Alexander Obolonsky | Fellow

Alexander Obolonsky | Fellow

Dr. Alexander Obolonsky is a Russian social scientist and doctor of Law & Policy. He is currently a Professor in the Research University-Higher School of Economics, Faculty of Social Sciences, Department of Public Administration and Municipal Management (Moscow), lecturing on comparative public service and ethics in public life. Previously he worked in the Institute of State and Law and in the Institute of Sociology of the Russian Academy of Sciences. He is the Member of the independent Academy of Humanities Research and has participated in the Congresses of the International Political Science Association and the International Institute of Administrative Sciences.

Dr. Obolonsky’s fields of professional interest cover comparative civil service  and the theory of bureaucracy as a part of political theory and history of state, comparative political analysis, psychological aspects of inter-ethnic and inter-cultural conflicts, and other historical and cultural issues. In recent years, he has focused on the problems of: a) world-wide crisis of bureaucratic governance and alternatives to it; b) the geopolitical view as a wrong and dangerous form of consciousness; c) moral aspects of public policy and politics both in comparative and domestic respects; and d) political street protests.

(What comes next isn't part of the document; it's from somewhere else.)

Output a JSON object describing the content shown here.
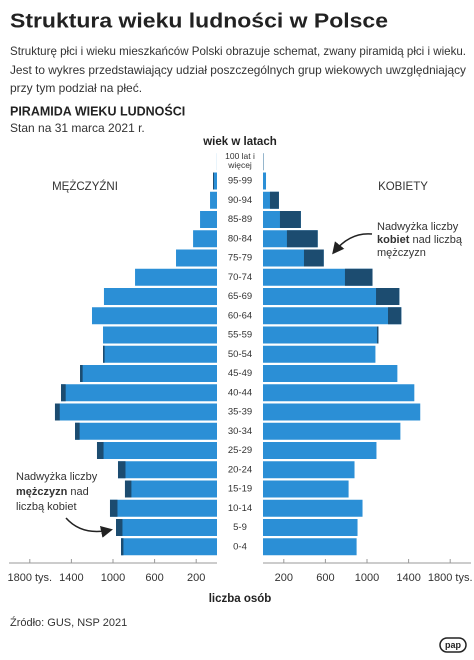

Primary publications in English include the monograph “The Drama of  Russian Political History: System Against Individuality”, Texas A&M University Press, 2003; the chapters in collective monographs:  “Russian Bureaucracy and the State: Officialdom from Alexander III to Putin,” Palgrave Macmillan, 2009; “Russian Politics in the Time of Troubles: Some Basic Antinomies,” in Russia in Search of Its Future, Cambridge University Press, 1995; “Why It Is So Difficult to Reform Russian Officialdom; The Fate of Russian Officialdom: Fundamental Reform or Technical Improvements?” and selected papers from the 17th NISPAcee Annual Conference, May 14–16, 2009, Budva, Montenegro, 2010.
  His main texts in Russian include “The Crisis of Bureaucratic State, 2011; “Public Service ( the complex approach)”, the textbook, 2009; “Morality and Law in Politics and Governance”, 2006; Bureaucracy for the 21st Century? The Patterns of  Public Service: Russia, USA, England, Australia, 2002; “The  Bureaucracy and State” – 1996; “The Drama of Russian Political History: System Against Individuality” – 1994; “The Individual and Public Administration”,1987; “Deadlocks of Geopolitical Immorality and Searches of New State Paradigm”, 2009; “Political Distrust as a Factor of Development.”